April 25, 2016
Changing climate conditions — including warmer temperatures and an increased frequency of heavy rainstorms — represent "an emerging threat to public health in Michigan," according to a new report from university researchers and state health officials.
The report, "Michigan Climate and Health Profile Report 2015: Building resilience against climate effects on Michigan's health," was released Monday by the Michigan Department of Health and Human Services and the Great Lakes Integrated Sciences Assessments Program—a partnership between the University of Michigan and Michigan State University.
Based on current climate trends in Michigan and projections for the next few decades, the authors identified five health topics of concern for Michigan residents:
• Respiratory diseases. Projected conditions favor increased air pollution and worsening respiratory disease. An earlier and longer growing season for plants could increase pollen levels, which in turn could exacerbate allergies and asthma.
• Heat-related illnesses. Heat waves featuring high temperatures, high humidity and stagnant air masses could become more common and may lead to increased levels of heat-related illness and death.
• Water-borne diseases. Across the Upper Midwest, extreme precipitation events have become more intense and more frequent over the past century. In coming decades, intense precipitation events and flooding are projected to stay the same or increase. Runoff from sewage and septic systems will remain a problem, potentially increasing the risk of water-borne diseases and, in some cases, harmful algal blooms.
• Vector-borne diseases. Projections point to warmer winters, earlier springs and warmer summers, conditions suitable for mosquito-borne diseases such as West Nile virus and tick-carried diseases such as Lyme disease.
• Carbon monoxide poisoning and weather-related injuries. Weather-related power outages are likely to increase, especially in the winter, leading to increased use of generators and related cases of carbon monoxide poisoning. An increased frequency of freezing rain and flooding will raise the risk of motor vehicle accidents and other types of injuries.
For the report, Marie O'Neill, associate professor of environmental health sciences and epidemiology, and Larissa Larsen, associate professor of urban planning and of landscape architecture, examined places in the state, including Detroit, which could see an increased risk of climate-sensitive health problems such as heat wave-related illnesses and death.

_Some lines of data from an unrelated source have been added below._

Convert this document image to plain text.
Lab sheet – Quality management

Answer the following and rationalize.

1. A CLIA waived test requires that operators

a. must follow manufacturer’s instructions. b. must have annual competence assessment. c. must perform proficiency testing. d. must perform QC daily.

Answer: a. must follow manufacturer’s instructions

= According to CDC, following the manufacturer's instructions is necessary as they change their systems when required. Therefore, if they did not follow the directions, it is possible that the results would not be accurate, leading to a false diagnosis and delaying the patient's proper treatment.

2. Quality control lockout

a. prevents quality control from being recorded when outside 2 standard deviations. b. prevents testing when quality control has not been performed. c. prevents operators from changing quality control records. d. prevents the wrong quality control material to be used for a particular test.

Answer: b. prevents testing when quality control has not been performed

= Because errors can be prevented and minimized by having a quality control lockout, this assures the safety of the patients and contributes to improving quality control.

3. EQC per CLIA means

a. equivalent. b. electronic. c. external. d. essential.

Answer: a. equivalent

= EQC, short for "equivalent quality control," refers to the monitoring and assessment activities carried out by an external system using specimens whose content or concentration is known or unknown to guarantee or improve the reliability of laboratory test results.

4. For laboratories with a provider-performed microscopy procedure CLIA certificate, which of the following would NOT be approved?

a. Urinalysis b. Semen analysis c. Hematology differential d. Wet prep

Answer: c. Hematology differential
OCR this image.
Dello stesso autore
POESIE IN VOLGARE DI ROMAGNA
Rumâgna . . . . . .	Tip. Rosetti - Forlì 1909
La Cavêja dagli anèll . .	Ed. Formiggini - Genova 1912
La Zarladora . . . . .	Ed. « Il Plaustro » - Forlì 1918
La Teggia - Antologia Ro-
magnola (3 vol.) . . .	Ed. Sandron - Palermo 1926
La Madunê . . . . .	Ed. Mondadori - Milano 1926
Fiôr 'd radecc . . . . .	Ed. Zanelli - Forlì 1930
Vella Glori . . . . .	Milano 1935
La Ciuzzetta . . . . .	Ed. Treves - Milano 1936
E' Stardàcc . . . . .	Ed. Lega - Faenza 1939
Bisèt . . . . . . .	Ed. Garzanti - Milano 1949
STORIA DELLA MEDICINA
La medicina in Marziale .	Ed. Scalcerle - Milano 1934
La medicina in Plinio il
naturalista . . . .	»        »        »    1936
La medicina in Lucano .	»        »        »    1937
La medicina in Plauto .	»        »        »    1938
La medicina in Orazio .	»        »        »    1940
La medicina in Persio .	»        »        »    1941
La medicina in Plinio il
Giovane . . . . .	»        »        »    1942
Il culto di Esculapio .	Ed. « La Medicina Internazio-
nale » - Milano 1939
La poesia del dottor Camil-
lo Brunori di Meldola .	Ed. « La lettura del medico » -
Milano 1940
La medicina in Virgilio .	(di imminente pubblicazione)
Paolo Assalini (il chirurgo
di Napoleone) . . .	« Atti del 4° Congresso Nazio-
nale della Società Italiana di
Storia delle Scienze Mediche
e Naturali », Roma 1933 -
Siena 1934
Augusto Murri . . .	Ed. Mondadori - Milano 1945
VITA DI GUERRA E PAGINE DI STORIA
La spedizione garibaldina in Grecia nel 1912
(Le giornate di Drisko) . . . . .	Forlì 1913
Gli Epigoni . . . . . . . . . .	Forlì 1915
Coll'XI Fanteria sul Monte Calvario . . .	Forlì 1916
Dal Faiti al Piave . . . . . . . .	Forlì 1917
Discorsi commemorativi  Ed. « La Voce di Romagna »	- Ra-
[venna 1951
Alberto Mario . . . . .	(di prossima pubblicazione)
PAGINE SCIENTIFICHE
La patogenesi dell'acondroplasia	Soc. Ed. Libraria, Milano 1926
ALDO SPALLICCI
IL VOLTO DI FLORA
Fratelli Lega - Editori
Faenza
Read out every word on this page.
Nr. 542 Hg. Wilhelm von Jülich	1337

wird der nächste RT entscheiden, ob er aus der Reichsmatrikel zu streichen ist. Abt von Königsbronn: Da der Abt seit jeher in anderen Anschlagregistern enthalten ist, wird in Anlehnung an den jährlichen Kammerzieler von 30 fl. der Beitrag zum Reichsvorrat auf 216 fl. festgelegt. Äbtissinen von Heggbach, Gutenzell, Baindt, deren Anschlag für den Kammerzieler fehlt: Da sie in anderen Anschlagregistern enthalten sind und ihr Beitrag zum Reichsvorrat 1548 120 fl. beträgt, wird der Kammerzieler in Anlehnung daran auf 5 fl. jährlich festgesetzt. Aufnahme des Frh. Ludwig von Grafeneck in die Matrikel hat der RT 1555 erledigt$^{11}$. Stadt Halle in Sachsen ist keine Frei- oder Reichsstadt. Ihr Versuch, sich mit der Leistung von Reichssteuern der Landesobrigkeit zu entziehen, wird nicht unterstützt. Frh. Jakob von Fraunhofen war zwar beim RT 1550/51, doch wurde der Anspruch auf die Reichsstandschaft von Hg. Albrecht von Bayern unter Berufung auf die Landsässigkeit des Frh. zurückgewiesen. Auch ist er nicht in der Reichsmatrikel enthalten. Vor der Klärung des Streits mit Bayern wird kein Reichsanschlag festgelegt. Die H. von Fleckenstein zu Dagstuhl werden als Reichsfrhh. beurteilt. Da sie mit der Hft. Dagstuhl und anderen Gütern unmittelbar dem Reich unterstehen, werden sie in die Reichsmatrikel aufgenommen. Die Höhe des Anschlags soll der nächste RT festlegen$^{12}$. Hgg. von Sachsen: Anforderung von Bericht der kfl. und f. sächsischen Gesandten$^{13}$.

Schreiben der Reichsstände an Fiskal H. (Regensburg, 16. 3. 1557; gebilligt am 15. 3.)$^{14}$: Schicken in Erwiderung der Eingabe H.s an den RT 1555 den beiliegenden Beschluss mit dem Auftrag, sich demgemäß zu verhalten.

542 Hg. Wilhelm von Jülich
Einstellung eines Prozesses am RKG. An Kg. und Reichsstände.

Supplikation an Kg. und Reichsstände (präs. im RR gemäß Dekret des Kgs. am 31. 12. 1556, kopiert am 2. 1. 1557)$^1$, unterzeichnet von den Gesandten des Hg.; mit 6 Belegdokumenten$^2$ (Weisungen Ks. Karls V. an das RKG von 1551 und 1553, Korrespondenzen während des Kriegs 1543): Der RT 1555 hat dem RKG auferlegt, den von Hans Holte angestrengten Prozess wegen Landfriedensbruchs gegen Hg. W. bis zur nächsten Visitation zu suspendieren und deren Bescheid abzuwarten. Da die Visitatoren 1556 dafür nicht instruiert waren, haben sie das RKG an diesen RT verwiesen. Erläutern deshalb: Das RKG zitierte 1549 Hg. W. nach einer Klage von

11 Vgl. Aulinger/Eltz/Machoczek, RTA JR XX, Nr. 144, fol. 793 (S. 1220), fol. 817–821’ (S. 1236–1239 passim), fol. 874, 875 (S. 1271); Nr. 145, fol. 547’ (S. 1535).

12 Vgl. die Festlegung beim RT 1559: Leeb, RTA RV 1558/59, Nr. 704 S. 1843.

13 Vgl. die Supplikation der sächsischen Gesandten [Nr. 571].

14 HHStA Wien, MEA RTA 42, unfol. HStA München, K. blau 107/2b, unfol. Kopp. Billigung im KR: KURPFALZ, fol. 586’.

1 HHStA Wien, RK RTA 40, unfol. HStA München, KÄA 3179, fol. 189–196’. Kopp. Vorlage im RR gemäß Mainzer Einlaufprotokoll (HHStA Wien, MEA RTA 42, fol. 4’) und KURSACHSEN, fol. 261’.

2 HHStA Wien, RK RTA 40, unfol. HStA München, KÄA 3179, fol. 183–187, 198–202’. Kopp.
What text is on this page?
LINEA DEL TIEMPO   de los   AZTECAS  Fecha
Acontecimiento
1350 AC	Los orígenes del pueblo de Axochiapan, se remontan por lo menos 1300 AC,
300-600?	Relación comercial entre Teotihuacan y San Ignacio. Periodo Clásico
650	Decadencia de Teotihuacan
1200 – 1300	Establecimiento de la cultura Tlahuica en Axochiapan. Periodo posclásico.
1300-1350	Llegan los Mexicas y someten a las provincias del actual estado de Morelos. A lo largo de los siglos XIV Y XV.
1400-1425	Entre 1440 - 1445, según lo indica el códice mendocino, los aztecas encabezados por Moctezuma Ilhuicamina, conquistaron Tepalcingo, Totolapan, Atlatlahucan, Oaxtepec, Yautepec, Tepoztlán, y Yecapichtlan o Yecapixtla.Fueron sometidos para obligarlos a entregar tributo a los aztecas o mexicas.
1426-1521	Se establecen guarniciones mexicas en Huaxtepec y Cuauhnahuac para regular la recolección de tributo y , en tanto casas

"I'm particularly pleased that the report addresses the relationship between climate change, environmental and social factors," said O'Neill. "This is an important step in better understanding people at risk."
According to the report, the average annual temperature has increased by 0.6 degrees Fahrenheit since 1951 in southeastern Michigan, and by 1.3 degrees in the northwestern part of the Lower Peninsula. During that same period, total annual average precipitation across the state increased by 4.5 percent, or 1.4 inches.
"The findings from this report will help focus future efforts to strengthen Michigan's public health preparedness as extreme weather events become increasingly common," said GLISA Program Manager Elizabeth Gibbons, who served as a report editor and coordinated efforts with the state.
The Climate and Health Profile Report was funded by the federal Centers for Disease Control and Prevention. The report is the first step in a nationwide CDC effort to inform communities and public health officials about the most current climate science related to environment and health.
The DHHS Climate and Health Adaptation Program will use the report to educate community health officials and planners in preparing for emerging threats. Program officials will seek additional CDC funding to test health interventions that address the vulnerabilities and impacts identified in the report.
The Great Lakes Integrated Sciences Assessments Program is housed in the Graham Sustainability Institute's Climate Center and is one of 10 regional centers funded by the National Oceanic and Atmospheric Administration. GLISA builds capacity to manage risks from climate change and variability in the Great Lakes region.